Le prix européen du gaz poursuivait sa hausse inexorable hier, dopé par la difficulté de l’Union européenne à amasser des réserves suffisantes pour pouvoir se passer des exportations russes pendant l’hiver sans créer de pénurie.
Le contrat à terme du TTF néerlandais, référence du gaz naturel en Europe, s’échangeait pour 249,00 euros le mégawattheure (MWh) vers 11h50 GMT (13h50 à Paris), un niveau qui, selon l’AFP, n’a plus été observé en séance depuis les premières journées extrêmement volatiles de l’invasion de l’Ukraine par la Russie. La veille, il a même fini à un plus haut historique en clôture, à 241 euros le mégawattheure. C’est encore loin toutefois du sommet historique en séance atteint le 7 mars à 345 euros.
L’électricité suit pour sa part mécaniquement l’évolution des cours du gaz, car le marché est calé sur le coût des centrales à gaz (et à charbon) appelées à la rescousse pour assurer l’équilibre du système. Les prix ont été tirés «par de faibles niveaux de vent (pour l’éolien) ainsi que des coûts élevés pour l’électricité au charbon et au gaz», ont souligné les analystes de Rystad Energy, cités par l’Agence France Presse. Dans le même temps, un été particulièrement chaud a limité la production d’électricité : la canicule affecte les systèmes de refroidissement des centrales nucléaires et la sécheresse empêche les barges d’apporter le charbon jusqu’aux centrales allemandes. Or, la vague de chaleur stimule la consommation d’électricité pour la climatisation et la ventilation, limitant la baisse habituelle des mois estivaux. L’électricité pour livraison l’année prochaine en Allemagne a dépassé pour la première fois les 500 euros le MWh ces derniers jours, contre un peu plus de 300 euros début juillet. «Ceci pourrait être la plus grande crise énergétique de l’Europe depuis au moins une génération», prévient John Plassard, analyste chez Mirabaud.
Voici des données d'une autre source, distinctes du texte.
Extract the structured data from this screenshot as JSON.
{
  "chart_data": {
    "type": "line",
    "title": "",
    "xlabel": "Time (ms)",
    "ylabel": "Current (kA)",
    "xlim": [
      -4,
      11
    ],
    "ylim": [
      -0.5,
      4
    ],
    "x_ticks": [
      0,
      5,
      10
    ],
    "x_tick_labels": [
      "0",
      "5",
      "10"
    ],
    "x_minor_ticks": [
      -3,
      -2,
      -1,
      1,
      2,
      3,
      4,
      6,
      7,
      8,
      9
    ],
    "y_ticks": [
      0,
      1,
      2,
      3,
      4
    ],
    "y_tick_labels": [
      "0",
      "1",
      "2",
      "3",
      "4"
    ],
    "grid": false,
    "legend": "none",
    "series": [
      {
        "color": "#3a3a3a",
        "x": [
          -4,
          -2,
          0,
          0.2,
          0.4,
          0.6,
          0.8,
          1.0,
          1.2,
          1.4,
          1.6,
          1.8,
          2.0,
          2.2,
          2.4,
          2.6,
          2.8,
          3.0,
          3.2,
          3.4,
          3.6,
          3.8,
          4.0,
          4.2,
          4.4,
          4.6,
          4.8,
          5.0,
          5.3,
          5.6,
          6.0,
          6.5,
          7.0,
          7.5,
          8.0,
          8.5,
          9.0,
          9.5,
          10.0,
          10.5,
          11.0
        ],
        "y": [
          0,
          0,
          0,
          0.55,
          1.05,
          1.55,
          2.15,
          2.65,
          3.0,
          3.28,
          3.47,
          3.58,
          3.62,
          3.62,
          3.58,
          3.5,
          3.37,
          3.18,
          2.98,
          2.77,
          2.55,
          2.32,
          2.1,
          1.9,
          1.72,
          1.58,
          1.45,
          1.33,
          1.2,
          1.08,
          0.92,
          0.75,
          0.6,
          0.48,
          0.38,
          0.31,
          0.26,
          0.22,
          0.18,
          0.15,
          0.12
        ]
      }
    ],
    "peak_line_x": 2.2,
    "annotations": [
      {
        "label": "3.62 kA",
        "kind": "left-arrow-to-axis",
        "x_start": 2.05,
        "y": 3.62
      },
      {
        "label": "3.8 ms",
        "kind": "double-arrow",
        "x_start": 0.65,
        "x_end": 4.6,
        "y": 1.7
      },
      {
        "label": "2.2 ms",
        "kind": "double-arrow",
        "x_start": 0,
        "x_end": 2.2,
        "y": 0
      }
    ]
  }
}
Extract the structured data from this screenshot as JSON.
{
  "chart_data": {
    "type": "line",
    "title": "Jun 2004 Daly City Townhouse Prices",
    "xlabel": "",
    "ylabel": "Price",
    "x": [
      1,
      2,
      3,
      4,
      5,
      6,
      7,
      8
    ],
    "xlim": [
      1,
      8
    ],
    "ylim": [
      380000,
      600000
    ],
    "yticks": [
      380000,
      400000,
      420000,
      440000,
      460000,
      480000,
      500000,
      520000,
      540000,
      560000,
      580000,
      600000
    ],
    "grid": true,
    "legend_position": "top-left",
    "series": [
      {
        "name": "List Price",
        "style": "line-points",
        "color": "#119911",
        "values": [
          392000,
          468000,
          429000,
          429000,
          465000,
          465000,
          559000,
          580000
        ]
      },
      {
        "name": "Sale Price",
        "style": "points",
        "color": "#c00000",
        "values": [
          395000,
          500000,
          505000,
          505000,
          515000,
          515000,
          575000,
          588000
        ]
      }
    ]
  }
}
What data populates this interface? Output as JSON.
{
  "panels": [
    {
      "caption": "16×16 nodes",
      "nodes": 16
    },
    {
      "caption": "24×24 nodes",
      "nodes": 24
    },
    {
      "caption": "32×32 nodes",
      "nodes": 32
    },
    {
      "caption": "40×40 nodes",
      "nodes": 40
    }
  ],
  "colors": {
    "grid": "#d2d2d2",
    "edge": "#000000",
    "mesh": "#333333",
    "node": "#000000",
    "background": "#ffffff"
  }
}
Parmi les pays les plus impactés par cette situation, l’Allemagne. Elle risque de manquer l’objectif, fixé par le gouvernement d’Olaf Scholz, de remplissage de ses réservoirs de gaz, a alerté jeudi dernier le régulateur fédéral. «Je ne m’attends pas à ce que nous atteignions les prochains objectifs de stockage aussi rapidement que le premier», atteint deux semaines avant le terme, a déclaré Klaus Müller, chef du régulateur allemand de l’énergie, auprès du site T-online, repris par l’APS. Atteindre le prochain objectif, 85% des réservoirs remplis au 1er octobre, n’est, selon lui, «pas impossible, mais très ambitieux». «Dans tous nos scénarios, nous ne parviendrons pas à atteindre un niveau de remplissage moyen de 95% au 1er novembre», a ajouté M. Müller. «Nous n’y parviendrons pas car certains sites de stockage sont partis d’un niveau de remplissage très bas», a-t-il expliqué.
Face aux risques de pénurie, le ministre de l’Economie, l’écologiste Robert Habeck, avait fixé en juillet une série d’objectifs pour que les stocks de gaz atteignent 95% d’ici le 1er novembre, avant le début de l’hiver. Les réserves de gaz de l’Allemagne se situaient alors à environ 65% de leur capacité. Le week-end dernier, elles étaient remplies à 75%, deux semaines avant la date prévue. Mais atteindre les futurs objectifs va s’avérer délicat et nécessitera encore d’importantes économies d’énergie dans les années à venir. «Il ne s’agit pas d’un hiver mais d’au moins deux. Et le deuxième hiver pourrait être encore plus difficile», a mis en garde M. Müller. «Nous devons économiser beaucoup de gaz au moins une autre année. Pour le dire clairement : il y aura au moins deux hivers stressants.» Des pénuries sont à attendre dans certaines régions durant l’hiver, a-t-il fait savoir.
L’Allemagne est fortement dépendante du gaz russe et a vu ses livraisons chuter fortement depuis le début de la crise en Ukraine. Les factures énergétiques des ménages devraient s’envoler cet hiver et les pénuries mettre en difficulté des pans entiers de l’industrie allemande. Selon l’AFP, le gouvernement allemand a décidé d’abaisser temporairement la TVA sur le gaz de 19% à 7%, pour aider les consommateurs face à la flambée des prix déclenchée par la guerre en Ukraine, a annoncé le même jour, le chancelier Olaf Scholz. Le taux réduit restera en vigueur au moins jusqu’à fin mars 2024 et «nous nous attendons à ce que les entreprises répercutent à 100% cette baisse sur les clients», a ajouté M. Scholz devant la presse.